## Module 5 Practice - Bubble Charts

In this practice, we will create **bubble charts** in ggplot2 using the **layered grammar approach in ggplot**. We will also see how we could create them using standard R plots and plotly. 

A **bubble chart** is a special type of **scatter** plot where **several attributes** of a data item are encoded into a **point mark** using visual variables such as color, size, and (x,y) position. 

By carefully designing visual channel mapping, we can create efficient visualizations of data with separable channels to represent the most attributes we can. 

A famous interactive and animated bubble chart is the **Gapminder** that you can see and interact with [here](http://gapminder.org/tools). 

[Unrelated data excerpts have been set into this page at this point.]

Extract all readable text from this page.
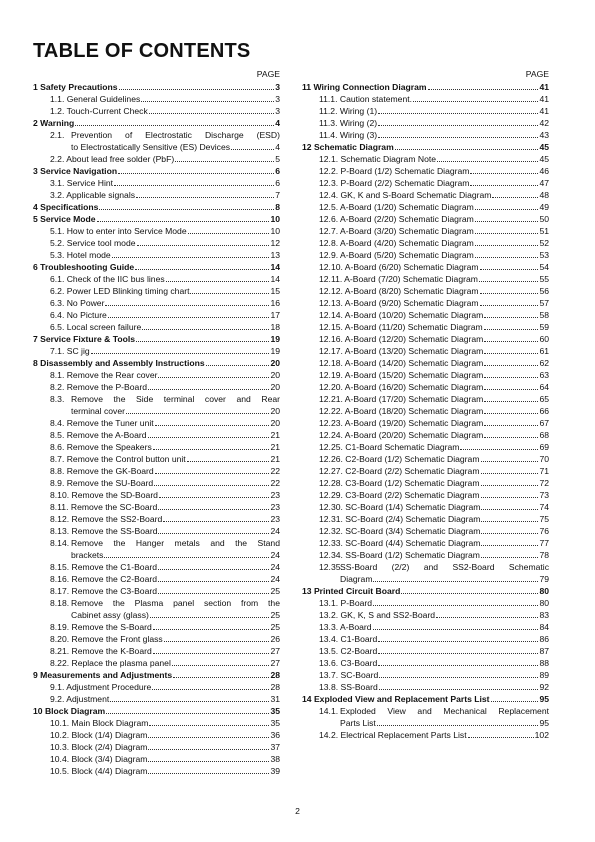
TABLE OF CONTENTS
PAGE
1 Safety Precautions	3
1.1. General Guidelines	3
1.2. Touch-Current Check	3
2 Warning	4
2.1. Prevention of Electrostatic Discharge (ESD)
to Electrostatically Sensitive (ES) Devices	4
2.2. About lead free solder (PbF)	5
3 Service Navigation	6
3.1. Service Hint	6
3.2. Applicable signals	7
4 Specifications	8
5 Service Mode	10
5.1. How to enter into Service Mode	10
5.2. Service tool mode	12
5.3. Hotel mode	13
6 Troubleshooting Guide	14
6.1. Check of the IIC bus lines	14
6.2. Power LED Blinking timing chart	15
6.3. No Power	16
6.4. No Picture	17
6.5. Local screen failure	18
7 Service Fixture & Tools	19
7.1. SC jig	19
8 Disassembly and Assembly Instructions	20
8.1. Remove the Rear cover	20
8.2. Remove the P-Board	20
8.3. Remove the Side terminal cover and Rear
terminal cover	20
8.4. Remove the Tuner unit	20
8.5. Remove the A-Board	21
8.6. Remove the Speakers	21
8.7. Remove the Control button unit	21
8.8. Remove the GK-Board	22
8.9. Remove the SU-Board	22
8.10. Remove the SD-Board	23
8.11. Remove the SC-Board	23
8.12. Remove the SS2-Board	23
8.13. Remove the SS-Board	24
8.14. Remove the Hanger metals and the Stand
brackets	24
8.15. Remove the C1-Board	24
8.16. Remove the C2-Board	24
8.17. Remove the C3-Board	25
8.18. Remove the Plasma panel section from the
Cabinet assy (glass)	25
8.19. Remove the S-Board	25
8.20. Remove the Front glass	26
8.21. Remove the K-Board	27
8.22. Replace the plasma panel	27
9 Measurements and Adjustments	28
9.1. Adjustment Procedure	28
9.2. Adjustment	31
10 Block Diagram	35
10.1. Main Block Diagram	35
10.2. Block (1/4) Diagram	36
10.3. Block (2/4) Diagram	37
10.4. Block (3/4) Diagram	38
10.5. Block (4/4) Diagram	39
PAGE
11 Wiring Connection Diagram	41
11.1. Caution statement.	41
11.2. Wiring (1)	41
11.3. Wiring (2)	42
11.4. Wiring (3)	43
12 Schematic Diagram	45
12.1. Schematic Diagram Note	45
12.2. P-Board (1/2) Schematic Diagram	46
12.3. P-Board (2/2) Schematic Diagram	47
12.4. GK, K and S-Board Schematic Diagram	48
12.5. A-Board (1/20) Schematic Diagram	49
12.6. A-Board (2/20) Schematic Diagram	50
12.7. A-Board (3/20) Schematic Diagram	51
12.8. A-Board (4/20) Schematic Diagram	52
12.9. A-Board (5/20) Schematic Diagram	53
12.10. A-Board (6/20) Schematic Diagram	54
12.11. A-Board (7/20) Schematic Diagram	55
12.12. A-Board (8/20) Schematic Diagram	56
12.13. A-Board (9/20) Schematic Diagram	57
12.14. A-Board (10/20) Schematic Diagram	58
12.15. A-Board (11/20) Schematic Diagram	59
12.16. A-Board (12/20) Schematic Diagram	60
12.17. A-Board (13/20) Schematic Diagram	61
12.18. A-Board (14/20) Schematic Diagram	62
12.19. A-Board (15/20) Schematic Diagram	63
12.20. A-Board (16/20) Schematic Diagram	64
12.21. A-Board (17/20) Schematic Diagram	65
12.22. A-Board (18/20) Schematic Diagram	66
12.23. A-Board (19/20) Schematic Diagram	67
12.24. A-Board (20/20) Schematic Diagram	68
12.25. C1-Board Schematic Diagram	69
12.26. C2-Board (1/2) Schematic Diagram	70
12.27. C2-Board (2/2) Schematic Diagram	71
12.28. C3-Board (1/2) Schematic Diagram	72
12.29. C3-Board (2/2) Schematic Diagram	73
12.30. SC-Board (1/4) Schematic Diagram	74
12.31. SC-Board (2/4) Schematic Diagram	75
12.32. SC-Board (3/4) Schematic Diagram	76
12.33. SC-Board (4/4) Schematic Diagram	77
12.34. SS-Board (1/2) Schematic Diagram	78
12.35.
SS-Board (2/2) and SS2-Board Schematic
Diagram	79
13 Printed Circuit Board	80
13.1. P-Board	80
13.2. GK, K, S and SS2-Board	83
13.3. A-Board	84
13.4. C1-Board	86
13.5. C2-Board	87
13.6. C3-Board	88
13.7. SC-Board	89
13.8. SS-Board	92
14 Exploded View and Replacement Parts List	95
14.1. Exploded View and Mechanical Replacement
Parts List	95
14.2. Electrical Replacement Parts List	102
2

**Let's start with the crime data.**

In [None]:
library(ggplot2)
crime = read.csv("/dsa/data/all_datasets/crime.csv")

head(crime)

This is how we would create a bubble chart in **plain R**: first compute the radius of the circles to represent population.


In [None]:
radius <- sqrt(crime$population/pi)

Then, draw symbols (in this case, circles) given the two attributes as coordinates, and the third one as the size.

In [None]:
symbols(crime$murder, crime$burglary, circles=radius, inches=0.25, fg="white", bg="red", xlab="Murder Rate", ylab="Burglary Rate")

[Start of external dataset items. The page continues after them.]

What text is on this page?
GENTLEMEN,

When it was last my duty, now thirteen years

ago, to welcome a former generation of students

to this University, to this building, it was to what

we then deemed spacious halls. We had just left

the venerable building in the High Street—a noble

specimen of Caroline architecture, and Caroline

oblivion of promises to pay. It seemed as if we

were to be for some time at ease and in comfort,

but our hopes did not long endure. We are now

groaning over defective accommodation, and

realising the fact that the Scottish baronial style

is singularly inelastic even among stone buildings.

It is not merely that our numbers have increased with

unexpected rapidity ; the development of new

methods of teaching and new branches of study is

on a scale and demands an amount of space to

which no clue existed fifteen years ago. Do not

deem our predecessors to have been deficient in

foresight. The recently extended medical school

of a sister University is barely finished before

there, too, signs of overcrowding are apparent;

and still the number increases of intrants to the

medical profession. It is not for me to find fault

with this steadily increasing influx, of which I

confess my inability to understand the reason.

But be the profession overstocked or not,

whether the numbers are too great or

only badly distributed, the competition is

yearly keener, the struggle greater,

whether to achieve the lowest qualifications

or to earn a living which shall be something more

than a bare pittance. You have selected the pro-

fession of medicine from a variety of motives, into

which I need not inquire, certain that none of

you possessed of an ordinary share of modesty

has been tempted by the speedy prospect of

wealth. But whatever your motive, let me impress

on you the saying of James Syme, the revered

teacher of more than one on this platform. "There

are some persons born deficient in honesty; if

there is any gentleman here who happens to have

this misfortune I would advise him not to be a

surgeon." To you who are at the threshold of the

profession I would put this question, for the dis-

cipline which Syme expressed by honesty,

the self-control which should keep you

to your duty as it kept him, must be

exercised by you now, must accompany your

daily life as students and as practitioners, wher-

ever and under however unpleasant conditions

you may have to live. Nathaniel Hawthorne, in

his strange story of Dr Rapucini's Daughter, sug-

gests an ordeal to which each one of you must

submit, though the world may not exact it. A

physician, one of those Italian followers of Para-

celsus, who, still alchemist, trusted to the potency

# Add state names to the plot
text(crime$murder, crime$burglary, crime$state, cex=0.5)

**It is a short piece of code, but in terms of modularity, it does not have separable components to separate data, transformation, visual mappings, etc.** 

**Let's do the same in Plotly.** 

In [None]:
library(plotly)
plot_ly(crime, x = ~murder, y = ~burglary, type = 'scatter', mode = 'markers', size = ~population,
        sizes = c(10, 50), marker = list(opacity = 0.5, sizemode = 'diameter'),
        hoverinfo = 'text', text = ~paste(population)) %>%
        add_text(text = ~state, textposition = 'middle', size=8) %>%
 layout(title = 'Crime Rates by State',
         xaxis = list(title = 'Murder Rate'),
         yaxis = list(title = 'Burglary Rate'))

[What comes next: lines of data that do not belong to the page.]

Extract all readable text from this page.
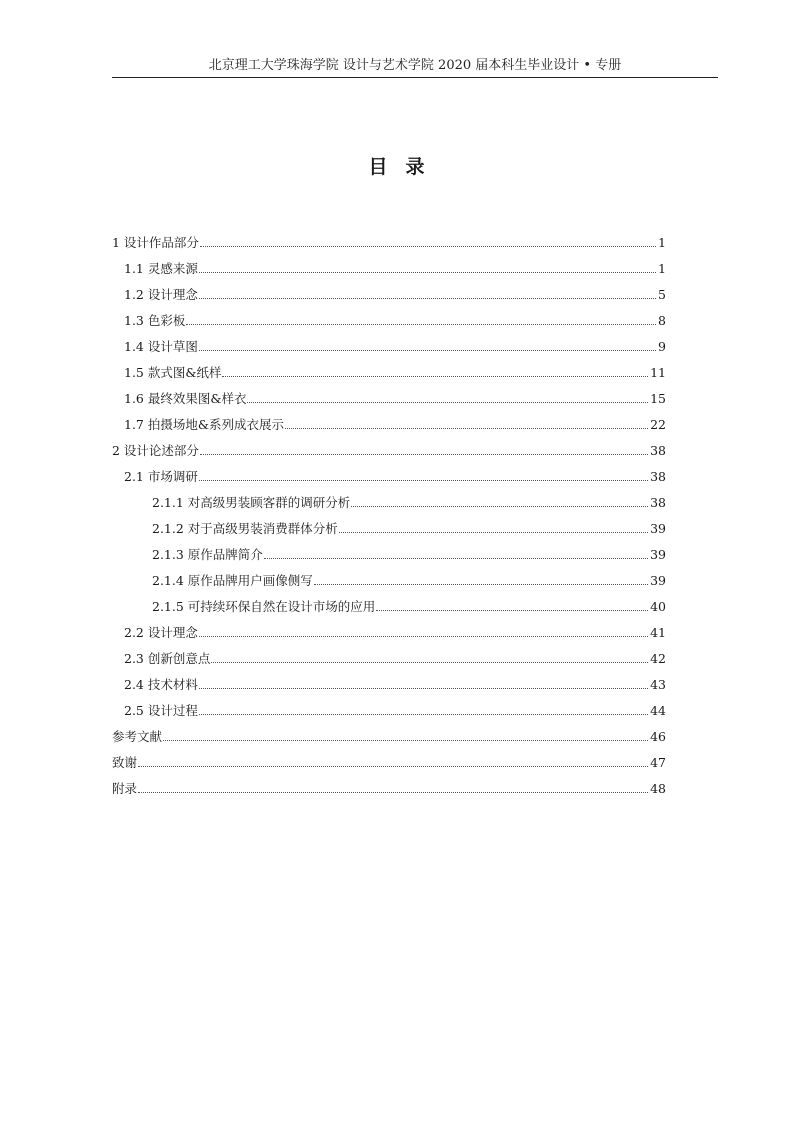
北京理工大学珠海学院 设计与艺术学院 2020 届本科生毕业设计 • 专册
目录
1 设计作品部分	1
1.1 灵感来源	1
1.2 设计理念	5
1.3 色彩板	8
1.4 设计草图	9
1.5 款式图&纸样	11
1.6 最终效果图&样衣	15
1.7 拍摄场地&系列成衣展示	22
2 设计论述部分	38
2.1 市场调研	38
2.1.1 对高级男装顾客群的调研分析	38
2.1.2 对于高级男装消费群体分析	39
2.1.3 原作品牌简介	39
2.1.4 原作品牌用户画像侧写	39
2.1.5 可持续环保自然在设计市场的应用	40
2.2 设计理念	41
2.3 创新创意点	42
2.4 技术材料	43
2.5 设计过程	44
参考文献	46
致谢	47
附录	48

**Plotly is a little better; we can have separate *traces* that act like layers (you may have to run the cell twice).** 

**Let's create the same plot with ggplot2.** 

It is a scatter plot, so we'll use `geom_point()`. We will map murder and burglary to position, and population to size.

In [None]:
g <- ggplot(crime, aes(x=murder, y=burglary, size=population)) + 

 geom_point(color="red", alpha=0.5) + 

 scale_size(range = c(1,20)) +

 theme(legend.position="none")

g

We can add state names as a separate layer using `geom_text()`, and the axes labels, too.

In [None]:
g <- g + geom_text(size=2, aes(label=state)) +

 xlab("Murder rate") + ylab("Burglary rate") +

 ylim(200,1400) + xlim(0,11) 

g 

## YOUR TURN:

We can add another visual variable; **let color represent `motor_vehicle_theft`.** Add another geom_point to `g`. **What happens?** 

In [None]:
# adding another geom_point to the plot above: 

 g + geom_point(<YOUR CODE HERE>) +
 
 scale_color_continuous(low="yellow", high="purple")  # give a continuous color palette 



**Rewrite code to have only one `geom_point` to fix it.**

In [None]:
# <YOUR CODE HERE> 

**In ggplot2, you can code different layers of the plot in different independent components and keep adding to the same plot. This approach is easier to understand and code more complex plots as we have seen in some examples in the previous modules.**